L’idée d’une force aérienne au service de la lutte pour l’indépendance prend racine au Congrès de la Soummam. À travers des programmes de formation orchestrés dans des pays solidaires de la cause algérienne (Chine, Égypte, Irak, Syrie, URSS), une poignée de jeunes est initiée à l’art du pilotage d’avions de chasse et de la maintenance des aéronefs. Les dirigeants du FLN mettent en place les structures essentielles de cette future force aérienne, conscients de son importance stratégique dans la lutte contre la domination coloniale. Des plans sont élaborés pour l’acquisition d’aéronefs, la construction de bases aériennes et la formation de pilotes et de personnels qualifiés, jetant ainsi les fondations de ce qui deviendra l’armée de l’air algérienne.

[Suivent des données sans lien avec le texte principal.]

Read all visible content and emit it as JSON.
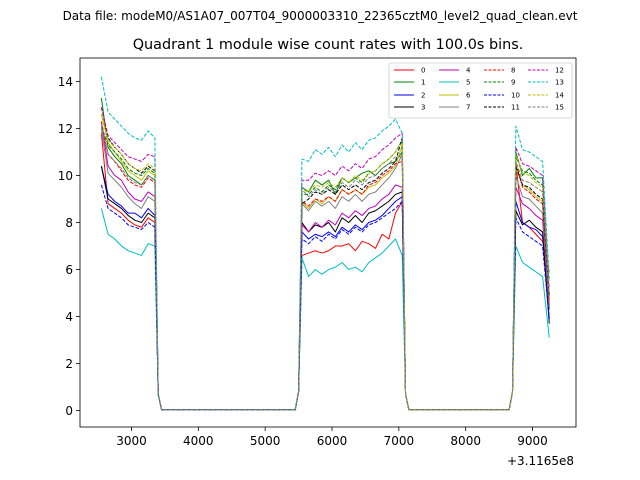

Cette institution se révèle être un maillon essentiel dans la défense ou la dissuasion de l’ennemi après l’indépendance du pays en juillet 1962.
Bien qu’encore embryonnaire, elle est déjà opérationnelle, prête à défendre les frontières du nouveau pays et à protéger sa souveraineté contre toute menace extérieure. D’ailleurs à peine un an après l’indépendance, l’Algérie est confrontée en octobre 1963 à une agression marocaine.
Sous la direction de Saïd Aït Messaoudène, ancien déserteur de l’Armée française formé en Chine, Bouzeghoub et ses camarades sont déployés aux frontières ouest du pays pour assurer la sécurité nationale. La flotte est composée principalement de MiG-15 offerts par l’Égypte. Cette agression démontre la vulnérabilité de la nouvelle nation face aux menaces externes et pousse la Direction de l’aviation militaire naissante à renforcer ses capacités de défense. C’est dans ce contexte que les pilotes formés par l’ALN se retrouvent pour la première fois en position de guerre et tentent de contrôler un territoire vaste et stratégique.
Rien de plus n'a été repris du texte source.